İYİ Parti Başkanlık Divanı’ndan Tolga Akalın’ın “Cumhuriyetimizin yüzüncü yılında, O’nu kuran Atatürk’ün izindeki Türk milliyetçisi kadroların ve Cumhuriyetimizin kurucu fikri olan Türk milliyetçiliğinin, devletimizi yeniden yönetmesi için komşuluk yetmez, yeni bir yol arkadaşlığına ihtiyacımız var!” çağrısı bu normalleşmenin anahtarı olabilir.

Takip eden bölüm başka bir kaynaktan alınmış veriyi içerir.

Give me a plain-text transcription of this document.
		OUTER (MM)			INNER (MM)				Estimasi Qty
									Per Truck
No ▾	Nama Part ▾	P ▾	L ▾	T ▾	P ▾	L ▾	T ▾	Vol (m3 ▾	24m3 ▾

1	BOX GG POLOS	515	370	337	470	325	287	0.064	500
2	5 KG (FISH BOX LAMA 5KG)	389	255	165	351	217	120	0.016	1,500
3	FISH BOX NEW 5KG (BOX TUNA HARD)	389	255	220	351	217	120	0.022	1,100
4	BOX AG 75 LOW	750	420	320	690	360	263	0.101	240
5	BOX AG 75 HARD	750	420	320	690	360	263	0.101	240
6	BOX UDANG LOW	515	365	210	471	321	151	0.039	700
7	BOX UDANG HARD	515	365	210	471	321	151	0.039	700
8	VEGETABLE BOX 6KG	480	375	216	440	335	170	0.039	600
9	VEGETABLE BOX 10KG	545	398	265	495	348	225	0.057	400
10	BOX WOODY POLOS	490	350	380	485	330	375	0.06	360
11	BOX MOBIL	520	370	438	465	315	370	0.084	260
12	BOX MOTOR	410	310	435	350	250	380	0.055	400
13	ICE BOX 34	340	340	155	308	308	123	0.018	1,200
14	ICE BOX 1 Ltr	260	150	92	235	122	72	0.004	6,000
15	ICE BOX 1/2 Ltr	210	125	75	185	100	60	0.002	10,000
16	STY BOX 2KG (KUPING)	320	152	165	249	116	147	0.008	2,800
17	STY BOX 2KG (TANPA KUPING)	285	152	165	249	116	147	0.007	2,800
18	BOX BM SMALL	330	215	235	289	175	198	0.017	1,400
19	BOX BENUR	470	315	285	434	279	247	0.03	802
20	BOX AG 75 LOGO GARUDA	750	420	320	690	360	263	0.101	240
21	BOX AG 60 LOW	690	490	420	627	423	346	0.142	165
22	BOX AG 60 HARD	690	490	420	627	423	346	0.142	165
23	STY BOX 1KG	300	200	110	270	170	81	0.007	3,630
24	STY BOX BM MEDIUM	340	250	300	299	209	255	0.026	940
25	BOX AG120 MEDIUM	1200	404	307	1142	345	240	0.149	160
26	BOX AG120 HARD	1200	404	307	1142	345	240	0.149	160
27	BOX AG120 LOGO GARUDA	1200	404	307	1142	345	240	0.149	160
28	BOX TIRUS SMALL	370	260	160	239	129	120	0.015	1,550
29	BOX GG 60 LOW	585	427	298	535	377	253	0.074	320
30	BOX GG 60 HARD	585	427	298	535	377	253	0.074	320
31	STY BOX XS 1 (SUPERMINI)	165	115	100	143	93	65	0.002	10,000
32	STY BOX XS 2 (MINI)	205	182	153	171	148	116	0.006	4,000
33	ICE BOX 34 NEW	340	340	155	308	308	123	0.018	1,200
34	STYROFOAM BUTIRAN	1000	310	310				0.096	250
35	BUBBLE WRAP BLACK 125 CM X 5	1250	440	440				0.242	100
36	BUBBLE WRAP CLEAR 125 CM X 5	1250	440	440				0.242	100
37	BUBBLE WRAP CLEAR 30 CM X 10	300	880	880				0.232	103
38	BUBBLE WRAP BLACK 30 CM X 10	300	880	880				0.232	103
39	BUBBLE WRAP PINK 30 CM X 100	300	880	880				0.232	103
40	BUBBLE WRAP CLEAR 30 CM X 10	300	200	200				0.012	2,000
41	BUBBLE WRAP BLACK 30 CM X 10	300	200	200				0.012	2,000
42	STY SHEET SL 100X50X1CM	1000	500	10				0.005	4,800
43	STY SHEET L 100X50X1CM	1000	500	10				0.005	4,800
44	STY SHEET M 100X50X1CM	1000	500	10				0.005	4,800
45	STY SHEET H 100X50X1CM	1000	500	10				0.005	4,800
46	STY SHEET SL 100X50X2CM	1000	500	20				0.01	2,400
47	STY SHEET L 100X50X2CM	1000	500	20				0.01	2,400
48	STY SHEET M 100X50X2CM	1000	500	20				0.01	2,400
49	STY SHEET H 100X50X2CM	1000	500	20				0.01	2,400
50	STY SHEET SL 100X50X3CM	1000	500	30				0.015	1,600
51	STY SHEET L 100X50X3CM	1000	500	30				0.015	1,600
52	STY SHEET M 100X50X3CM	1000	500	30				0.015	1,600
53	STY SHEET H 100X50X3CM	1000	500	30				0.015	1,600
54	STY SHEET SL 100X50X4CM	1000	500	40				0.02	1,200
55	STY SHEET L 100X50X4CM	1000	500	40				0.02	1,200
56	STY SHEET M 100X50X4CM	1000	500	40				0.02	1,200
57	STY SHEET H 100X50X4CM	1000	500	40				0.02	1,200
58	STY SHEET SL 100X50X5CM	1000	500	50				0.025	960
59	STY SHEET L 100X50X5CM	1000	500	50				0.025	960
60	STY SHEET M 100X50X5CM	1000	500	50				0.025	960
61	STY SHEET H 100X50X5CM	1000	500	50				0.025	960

MHP ve İYİ Parti’nın yerel seçim ittifakı yüzde 25 tavanını kırabilecek bir siyasi güce dönüşebilir.

Kulağa hoş gelse de böyle bir ihtimalin çok zor gerçekleşeceğini de yazmam gerekiyor.

Zira konuştuğum önemli bir İYİ Parti’li şu yorumu yaptı: “Bunun gerçekleşmesi için MHP’nin AK Parti’den kopması gerekiyor. Ancak MHP bunu yapmaz, yapamaz. İktidarın nimetlerinden vazgeçmez. Biz de iktidar safına geçmeyiz, geçemeyiz. Sayın Bahçeli bunu bildiği halde Sayın Akşener’in 26 Ağustos açıklamasını önemsizleştirmek için böyle bir çıkış yaptı.”

★★★

Türk milliyetçilerinin önüne Türkiye’deki siyasetin paradigmasını değiştirecek bir fırsat geçti. Keşke AK Parti’den ya da CHP’den uzaklaşarak ortada bir yerde bu birlikteliği gerçekleştirebilseler.

Keşke Türkiye siyasetini yeniden normalleştirebilseler.